Мы живем в мире людей, родившихся один раз. Прошлому мы не свидетели, будущему – не участники. Инстинкт, память и программа вида в нас ослаблены именно как эта связь времен. Именно на этом ослаблении (предельном, до потери связи с естеством) и произрастает человеческое семя. Человек возникает как раз там, где вымирает любой другой вид. Ни теплой шерсти, ни грозных зубов, ни волчьей морали – брюки, пуля, религия…
Как странно! – думал я, с трудом постигая опыт, с легкостью усваивая вывод. Возьмем птицу, запаяем ее в ящик… Траектория научной мысли напоминала мне хаотический полет моли. В конце ее неуклюже торчал сам собою напрашивавшийся с самого начала вывод. Как смешно! – думал я, будто человек, с недоумением рассматривая собственные ладони, обнаруживает у птицы крылья, а раскрыв от этого удивления рот, находит у птицы клюв. У птиц ли он «открывал» крылья и клюв – или у себя – руки и рот?..
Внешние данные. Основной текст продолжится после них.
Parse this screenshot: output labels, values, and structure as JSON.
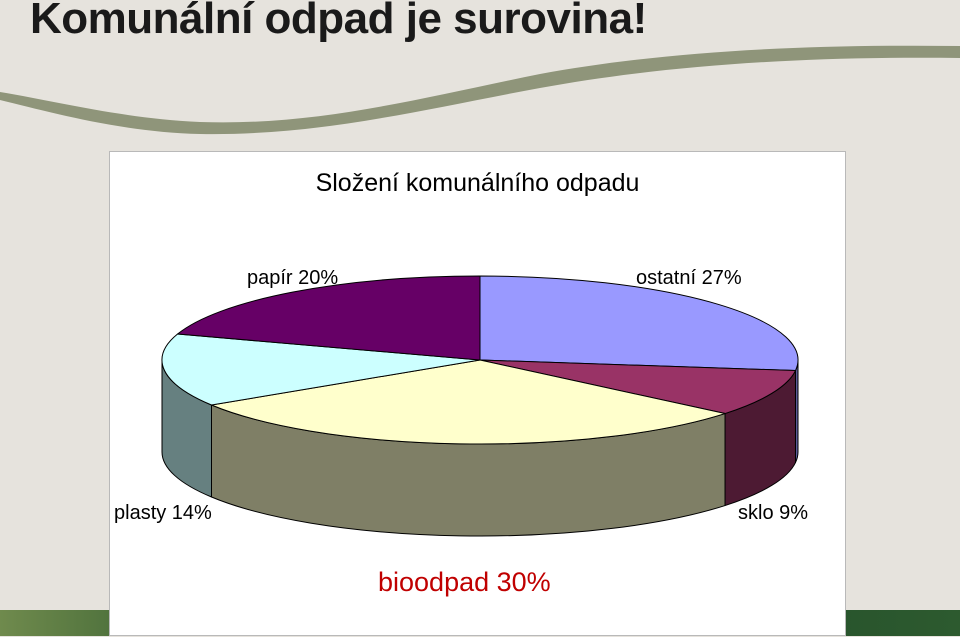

Человек! – думал я, ты не способен постигнуть другое биологическое существование – каждый раз, в кромешном этом усилии, постигаешь лишь свое… Но постиг бы он и свое, не силясь постичь другое? Способность человека знать иную природу кажется мне катастрофически малой, но нет ничего благороднее и необходимее для человеческого сознания, чем это буксующее усилие.
Конечно, и у них есть многое от науки. Лаборатории, колбочки, пробирки, самописцы, холодильники – весь тот лапутянский антураж, на фоне которого позирует ученый в белом халате, жонглируя предметами культа. Но мы не знаем, что он там с чем сливает на фотографии – и не смеется ли над нами. Жрец науки освещен люминесцентно, с глубоким видом вглядываясь в то, о чем он якобы имеет, а мы не имеем представления. На то мы и просвещенное общество, что чтим непонятное. Я не иронизирую – это и впрямь признак просвещенности. Но вот природу мы не чтим, а науку чтим.
Наконец появляется антинаука, которая чтит природу.